Following the texts and analyses on Macau’s role as a platform and the relevance of Forum Macau in China–Portuguese-speaking Countries (PSC) cooperation, this text focuses on the Cooperation and Development Fund (CPDFund). Created in 2013 with capital of US$1 billion and headquartered in Macau, the CPDFund aims to catalyse development through strategic investment.
Managed by the China Development Bank and the Macao Industrial and Commercial Development Fund, the CPDFund’s central objectives are to support projects that create jobs, promote technology transfer and develop infrastructure in sectors such as agriculture, industry and energy – in short, productive sectors. It also reinforces Macau’s role as a service platform and as a point of cultural and economic rapprochement.
Despite its potential, the Fund’s implementation reveals challenges. Information indicates a utilisation rate of 60% last year, across around 10 to 12 projects, representing just over half of the initial capital, which suggests an investment pace that could be more dynamic. The recent announcement of expansion to Timor-Leste is a positive step, but its relatively late implementation points to the need for greater momentum.
There is a clear concentration of investment in larger economies such as Angola, Brazil and Mozambique. While understandable, this approach leaves out smaller countries such as Cabo Verde, Guinea-Bissau and São Tomé and Príncipe, whose projects have so far not been covered and which could benefit greatly from greater attention and eligibility criteria better adapted to their specific realities.

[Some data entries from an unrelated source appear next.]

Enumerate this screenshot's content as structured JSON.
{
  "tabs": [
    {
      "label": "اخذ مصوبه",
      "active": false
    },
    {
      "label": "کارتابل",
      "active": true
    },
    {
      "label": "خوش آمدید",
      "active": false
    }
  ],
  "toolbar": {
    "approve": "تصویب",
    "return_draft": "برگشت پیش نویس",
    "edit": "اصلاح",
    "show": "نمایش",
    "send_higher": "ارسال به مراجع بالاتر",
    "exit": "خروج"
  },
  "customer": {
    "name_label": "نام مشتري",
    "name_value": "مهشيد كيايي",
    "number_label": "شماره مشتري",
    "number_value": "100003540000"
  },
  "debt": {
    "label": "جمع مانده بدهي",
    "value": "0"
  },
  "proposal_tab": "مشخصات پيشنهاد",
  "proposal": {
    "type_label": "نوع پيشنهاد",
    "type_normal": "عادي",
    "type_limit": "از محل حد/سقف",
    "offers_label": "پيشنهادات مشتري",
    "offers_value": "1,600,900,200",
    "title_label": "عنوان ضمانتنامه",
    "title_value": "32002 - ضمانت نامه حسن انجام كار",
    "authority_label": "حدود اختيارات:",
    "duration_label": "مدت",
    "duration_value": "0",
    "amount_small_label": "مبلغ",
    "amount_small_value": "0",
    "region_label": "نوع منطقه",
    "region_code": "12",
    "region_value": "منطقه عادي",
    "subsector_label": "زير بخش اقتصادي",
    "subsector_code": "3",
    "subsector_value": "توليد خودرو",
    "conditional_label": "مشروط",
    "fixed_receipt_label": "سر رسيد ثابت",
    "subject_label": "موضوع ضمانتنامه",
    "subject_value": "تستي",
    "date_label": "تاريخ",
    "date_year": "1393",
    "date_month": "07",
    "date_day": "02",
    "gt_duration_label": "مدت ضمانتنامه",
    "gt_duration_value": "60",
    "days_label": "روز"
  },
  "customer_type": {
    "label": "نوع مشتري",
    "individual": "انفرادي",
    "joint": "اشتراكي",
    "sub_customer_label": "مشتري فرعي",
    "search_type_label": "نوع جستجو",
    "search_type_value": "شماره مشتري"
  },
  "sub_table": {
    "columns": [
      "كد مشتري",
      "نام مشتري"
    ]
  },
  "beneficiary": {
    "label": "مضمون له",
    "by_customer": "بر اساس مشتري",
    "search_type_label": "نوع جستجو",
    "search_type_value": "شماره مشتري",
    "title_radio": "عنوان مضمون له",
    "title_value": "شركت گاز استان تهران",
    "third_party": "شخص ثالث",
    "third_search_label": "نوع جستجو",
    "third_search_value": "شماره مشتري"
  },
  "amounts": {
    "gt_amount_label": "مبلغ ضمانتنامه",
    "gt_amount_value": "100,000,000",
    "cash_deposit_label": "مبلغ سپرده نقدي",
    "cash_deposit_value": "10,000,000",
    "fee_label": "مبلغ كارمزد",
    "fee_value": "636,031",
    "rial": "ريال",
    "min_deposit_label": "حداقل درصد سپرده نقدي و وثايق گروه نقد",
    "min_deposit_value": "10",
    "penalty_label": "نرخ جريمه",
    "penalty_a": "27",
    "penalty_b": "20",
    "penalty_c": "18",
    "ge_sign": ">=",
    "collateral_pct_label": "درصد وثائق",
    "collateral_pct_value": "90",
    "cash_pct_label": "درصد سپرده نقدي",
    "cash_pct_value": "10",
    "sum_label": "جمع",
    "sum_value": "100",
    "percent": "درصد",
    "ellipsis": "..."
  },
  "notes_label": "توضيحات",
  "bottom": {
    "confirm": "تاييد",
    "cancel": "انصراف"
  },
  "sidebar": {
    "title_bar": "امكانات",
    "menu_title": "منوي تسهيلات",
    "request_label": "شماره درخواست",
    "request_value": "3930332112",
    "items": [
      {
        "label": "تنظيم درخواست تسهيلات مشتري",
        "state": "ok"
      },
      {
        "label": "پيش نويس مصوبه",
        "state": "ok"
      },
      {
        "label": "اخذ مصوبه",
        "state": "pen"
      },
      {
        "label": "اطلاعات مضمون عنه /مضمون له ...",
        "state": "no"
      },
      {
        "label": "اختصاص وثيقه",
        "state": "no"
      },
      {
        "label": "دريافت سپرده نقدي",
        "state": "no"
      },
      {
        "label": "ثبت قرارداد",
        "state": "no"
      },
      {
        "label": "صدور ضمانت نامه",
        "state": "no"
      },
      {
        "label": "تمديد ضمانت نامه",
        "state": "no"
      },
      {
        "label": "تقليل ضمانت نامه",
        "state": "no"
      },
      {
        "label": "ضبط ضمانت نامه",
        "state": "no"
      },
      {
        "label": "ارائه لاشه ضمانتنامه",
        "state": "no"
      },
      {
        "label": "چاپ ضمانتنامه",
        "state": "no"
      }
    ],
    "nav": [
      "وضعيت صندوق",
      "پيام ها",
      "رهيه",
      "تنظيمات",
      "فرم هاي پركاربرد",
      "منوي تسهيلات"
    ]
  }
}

The China-Africa Development Fund (CADFund), with around 100 projects in nearly 40 countries, could serve as an inspiration. This example demonstrates the transformative potential of a development-oriented financing mechanism. Its successful models can – and are certainly being – adapted to the PSC context, strengthening Macau’s role as a platform and replicating collaborative strategies to mitigate risks and maximise impact.
Forum Macau can and should be crucial in making the CPDFund more agile, transparent and inclusive. This could include publishing on its online portal the list of financed projects and simplified selection criteria. It is equally important to empower the smaller Portuguese-speaking countries by offering targeted technical assistance and support to their business communities. Encouraging joint ventures between companies from China, Macau and SMEs from Portuguese-speaking countries could generate broader and more balanced effects, while widening access to the Fund.
In short, the CPDFund can symbolise South-South cooperation. Its success will depend on its ability to adapt and innovate. With greater transparency and a stronger focus on including all Portuguese-speaking countries, the Fund can consolidate its role as a catalyst for sustainable development, strengthening the relationship between China and the Portuguese-speaking world. The “good pace of work” that is intended to be maintained in 2026 will be essential to making this vision a reality and ensuring that the Fund can truly become a transformative force in relations between China and the Portuguese-speaking world.